Romney's nomination chances depend heavily on winning in the primary in this next-door state.
Earlier, he used a visit to a local gas station Friday afternoon to criticize Obama over pump prices that are near $4 a gallon here. Romney faulted the administration for not doing more to encourage petroleum drilling and, in a remark to a supporter who was filling his tank, said it would "wonderful" if the country had an energy policy.
Responding to a reporter's question, Romney said he would welcome businessman Donald Trump into the GOP contest.
"The more the merrier," he said. "I like a big, competitive race and I think there may well be one."
Outside the Manchester hotel where Friday night's event took place, a couple of dozen demonstrators protested anti-union conservative policies and financial ties between the conservative Koch brothers and the forum's sponsor.
South Carolina Sen. Jim DeMint, a tea party Republican, began the evening by praising New Hampshire's conservative tradition.

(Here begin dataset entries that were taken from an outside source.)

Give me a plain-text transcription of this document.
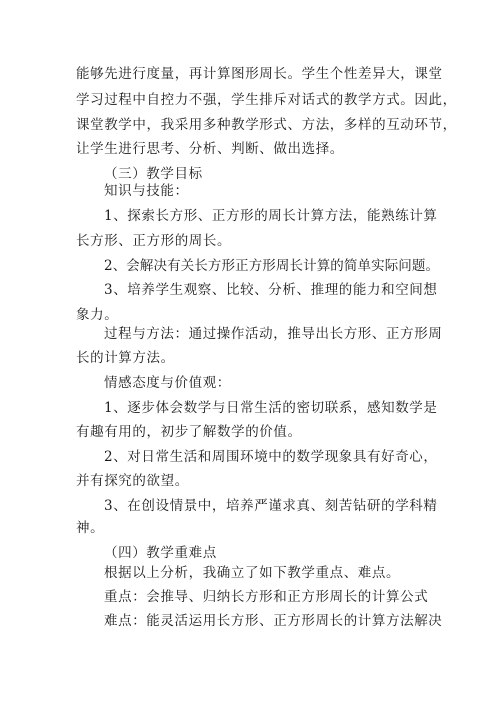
能够先进行度量，再计算图形周长。学生个性差异大，课堂
学习过程中自控力不强，学生排斥对话式的教学方式。因此，
课堂教学中，我采用多种教学形式、方法，多样的互动环节，
让学生进行思考、分析、判断、做出选择。
（三）教学目标
知识与技能：
1、探索长方形、正方形的周长计算方法，能熟练计算
长方形、正方形的周长。
2、会解决有关长方形正方形周长计算的简单实际问题。
3、培养学生观察、比较、分析、推理的能力和空间想
象力。
过程与方法：通过操作活动，推导出长方形、正方形周
长的计算方法。
情感态度与价值观：
1、逐步体会数学与日常生活的密切联系，感知数学是
有趣有用的，初步了解数学的价值。
2、对日常生活和周围环境中的数学现象具有好奇心，
并有探究的欲望。
3、在创设情景中，培养严谨求真、刻苦钻研的学科精
神。
（四）教学重难点
根据以上分析，我确立了如下教学重点、难点。
重点：会推导、归纳长方形和正方形周长的计算公式
难点：能灵活运用长方形、正方形周长的计算方法解决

"Folks, this feels like South Carolina to me," said DeMint, who has disclaimed any interest in running for president but also spoke recently in Iowa, the earliest-voting state. "Frankly, I think you're more conservative than a lot of folks back in the South."
DeMint also addressed a recent conservative gathering in Iowa, where the first votes in the Republican race will be cast next winter. He was among speakers at the event who defended the GOP contenders against Republicans who say the party is fielding a lackluster group of candidates.
"We've got a great field," the senator said.